Et le plus grave c’est qu’ ils renforceront et justifieront, à leur échelle et dans les milieux qu’ils influencent, les thèses des organisations d’extrême droite, fascistes, fascisantes ou national-populistes qui, elles, ont beaucoup plus d’influence, y compris sur les prolétaires, que ce groupuscule ou que les réseaux antifascistes...
A vous de choisir, "camarades", qui sont sont vos amis et qui sont vos ennemis...

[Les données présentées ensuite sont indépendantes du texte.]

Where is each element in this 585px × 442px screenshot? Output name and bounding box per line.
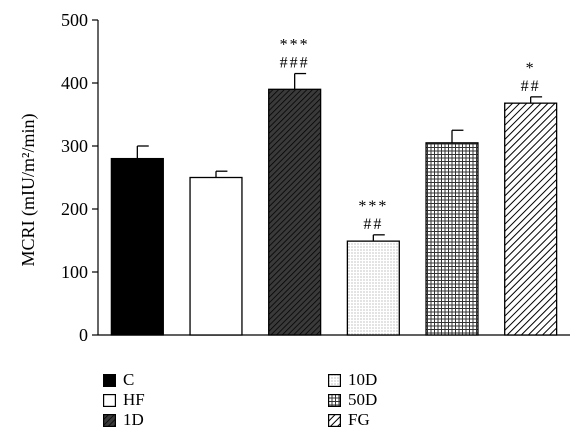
significance-label-1d: ### [280,55,310,72]
significance-label-10d: ## [363,216,383,233]
legend-label-10d: 10D [348,370,378,389]
legend-label-50d: 50D [348,390,378,409]
bar-50d [425,142,479,336]
legend-label-fg: FG [348,410,370,429]
legend-swatch-hf [103,393,116,407]
legend-label-1d: 1D [123,410,144,429]
legend-item-c: C [103,370,145,390]
legend-item-10d: 10D [328,370,377,390]
legend-swatch-1d [103,413,116,427]
y-tick-label: 200 [61,199,88,219]
significance-label-fg: ## [521,78,541,95]
y-axis-label: MCRI (mIU/m²/min) [18,114,39,267]
legend-swatch-10d [328,373,341,387]
y-tick-label: 400 [61,73,88,93]
legend-item-hf: HF [103,390,145,410]
legend-item-1d: 1D [103,410,145,430]
legend-label-hf: HF [123,390,145,409]
legend-item-50d: 50D [328,390,377,410]
bar-fg [504,102,558,336]
significance-label-10d: *** [358,198,388,215]
legend-swatch-c [103,373,116,387]
legend-col-1: C HF 1D [103,370,145,430]
bar-hf [189,176,243,336]
legend-item-fg: FG [328,410,377,430]
y-tick-label: 100 [61,262,88,282]
bar-10d [346,240,400,336]
axes: 0 100 200 300 400 500 [61,10,570,345]
significance-label-fg: * [526,60,536,77]
y-tick-label: 300 [61,136,88,156]
legend-swatch-fg [328,413,341,427]
y-tick-label: 500 [61,10,88,30]
bar-1d [268,88,322,336]
legend-swatch-50d [328,393,341,407]
legend-col-2: 10D 50D FG [328,370,377,430]
y-tick-label: 0 [79,325,88,345]
bar-c [110,157,164,336]
significance-label-1d: *** [280,37,310,54]
bars: ###***##***##* [110,37,558,336]
legend-label-c: C [123,370,135,389]
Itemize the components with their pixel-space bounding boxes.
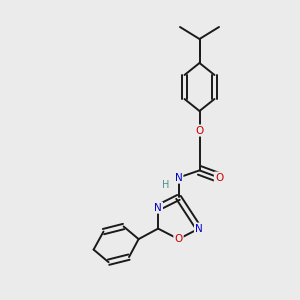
Text: O: O [215,172,223,183]
Text: N: N [175,172,182,183]
Text: H: H [162,180,169,190]
Text: N: N [195,224,203,234]
Text: O: O [174,234,183,244]
Text: O: O [195,125,204,136]
Text: N: N [154,202,162,213]
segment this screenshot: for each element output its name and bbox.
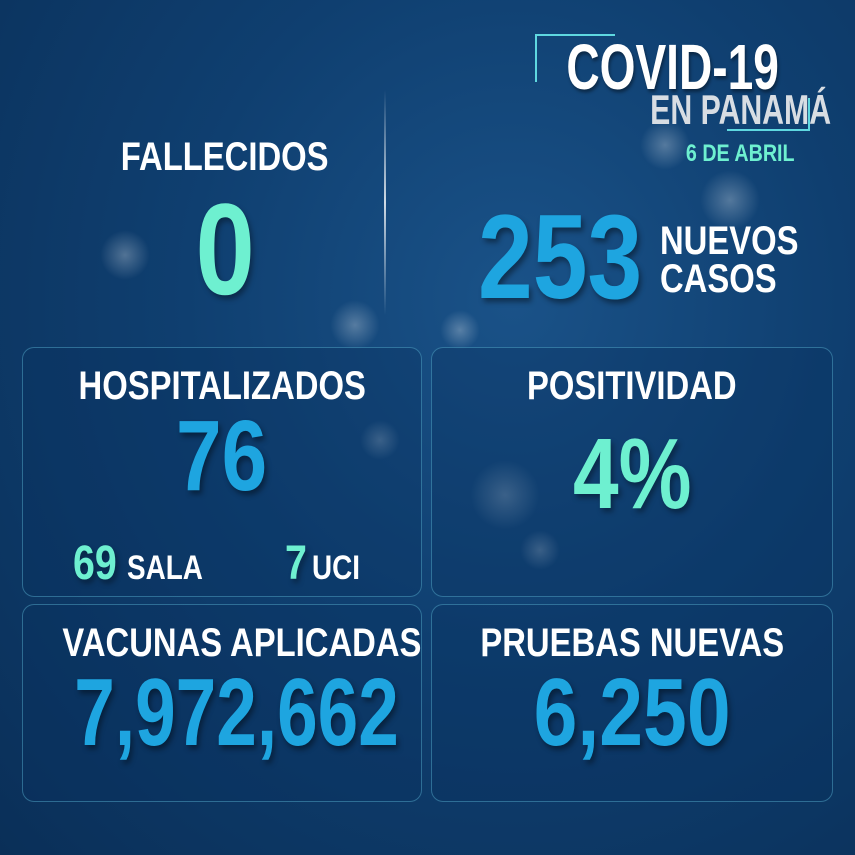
pruebas-label: PRUEBAS NUEVAS	[480, 621, 784, 665]
subtitle-wrap: EN PANAMÁ	[615, 86, 831, 134]
hospitalizados-card: HOSPITALIZADOS 76 69 SALA 7 UCI	[22, 347, 422, 597]
report-date: 6 DE ABRIL	[685, 140, 795, 167]
positividad-card: POSITIVIDAD 4%	[431, 347, 833, 597]
page-subtitle: EN PANAMÁ	[650, 86, 832, 133]
casos-label: CASOS	[660, 257, 777, 301]
vacunas-value: 7,972,662	[74, 659, 399, 766]
hospitalizados-value: 76	[176, 400, 268, 512]
fallecidos-value: 0	[195, 176, 255, 322]
fallecidos-label: FALLECIDOS	[121, 135, 329, 179]
title-frame-bottom	[727, 129, 810, 131]
casos-value-wrap: 253	[455, 188, 665, 326]
nuevos-casos-label: NUEVOS CASOS	[660, 219, 829, 301]
date-wrap: 6 DE ABRIL	[660, 140, 820, 168]
page-title: COVID-19	[566, 31, 779, 103]
sala-row: 69 SALA	[73, 536, 219, 591]
fallecidos-section: FALLECIDOS 0	[60, 135, 390, 324]
pruebas-card: PRUEBAS NUEVAS 6,250	[431, 604, 833, 802]
hospitalizados-label: HOSPITALIZADOS	[78, 364, 366, 408]
pruebas-value: 6,250	[533, 659, 731, 766]
uci-row: 7 UCI	[285, 536, 371, 591]
sala-value: 69	[73, 537, 117, 590]
title-frame-top	[535, 34, 615, 36]
title-frame-right	[808, 98, 810, 130]
positividad-value: 4%	[572, 418, 692, 530]
sala-label: SALA	[126, 549, 203, 587]
nuevos-label: NUEVOS	[660, 219, 799, 263]
vacunas-card: VACUNAS APLICADAS 7,972,662	[22, 604, 422, 802]
vacunas-label: VACUNAS APLICADAS	[62, 621, 422, 665]
uci-label: UCI	[312, 549, 361, 587]
title-frame-left	[535, 34, 537, 82]
page-title-wrap: COVID-19	[525, 30, 785, 104]
nuevos-casos-value: 253	[477, 190, 643, 324]
divider	[384, 90, 386, 315]
uci-value: 7	[285, 537, 307, 590]
positividad-label: POSITIVIDAD	[527, 364, 737, 408]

Y.C., Ni patrie ni frontières, 1/3/2014
Notes
1. Le Crif regroupe les organisations suivantes : ABSI Keren-Or ; Adath Shalom - Communauté juive Massorti de Paris ; Agence juive pour Israël ; Alliance Israélite Universelle ; Amicale de liaison des anciens résistants juifs ; Amicale des Juifs originaires du Maroc ; Amis du musée d’Israël à Jérusalem ; Anciens de la Résistance juive (ARJ) ; Arts et traditions populaires des Juifs de Tunisie (ATPJT) ; Association de coopération économique France-Israël (ACEFI) ; Association des anciens combattants et engagés volontaires juifs ; Association des Juifs des Grandes Ecoles (AJGE) ; Association des médecins israélites de France (AMIF) ; Association des pharmaciens juifs de France (APJF) ; Association indépendante des anciens déportés juifs de France ; B’nai B’rith France ; B’nai B’rith Youth Organization (BBYO) ; Centre communautaire de Paris ; Centre Medem ; Centre Rambam ; Cercle Bernard Lazare ; Comité français de l’association internationale des juristes juifs ; Comité français pour Yad Vashem ; Coopération féminine ; Département éducatif de la jeunesse juive (DEJJ) ; E ; Eclaireuses, éclaireurs israélites de France (EEIF) ; Farband - Union des sociétés juives de France (USJF) ; Fédération des anciens combattants juifs de France ; Fédération des associations sépharades de France (FASF) ; Fédération des Sociétés Juives de France (FSJF) ; Fédération du judaïsme libéral francophone ; Fédération française Maccabi ; Fédération nationale des écoles juives autonomes (FNEJA) ; Fédération Sioniste de France ; Fils et Filles Déportés Juifs de France (FFDJF) ; Fonds social juif unifié (FSJU) ; Hachomer Hatzaïr ; Hadassah France ; Jeunesse Loubavitch ; Judaïsme et Liberté ; Keren Kayemeth Leisrael (KKL) ; La Solidarité ; Maguen David Adom ; Mémorial de la Shoah ; Mouvement juif libéral de France (MJLF) ; Naguilah ; Oeuvre de Secours aux Enfants (OSE) ; ORT ; Ozar Hatorah ; Rambam France ; Rassemblement des avocats juifs de France (RAJF) ; Renouveau juif ; Section française du congrès juif mondial ; Socialisme et Judaïsme ; Union des associations intercommunautaires de la région parisienne ; Union des cadres juifs de France ; Union des centres communautaires ; Union des engagés volontaires et anciens combattants juifs (UEVACJ) ; Union des étudiants juifs de France (UEJF) ; Union des médecins dentistes et pharmaciens amis d’Israël (UMDPAI) ; Union libérale israélite de France (ULIF) ; Union nationale des amis de Tlemcen .
2. Ceux qui ont le coeur bien accroché pourront lire les commentaires enthousiastes des partisans d’Alain Soral sur le site Egalité et réconciliation, et comparer les argumentaires de l’extrême droite et du groupuscule maoïste, ou d’autres antisionistes, sur cet incident.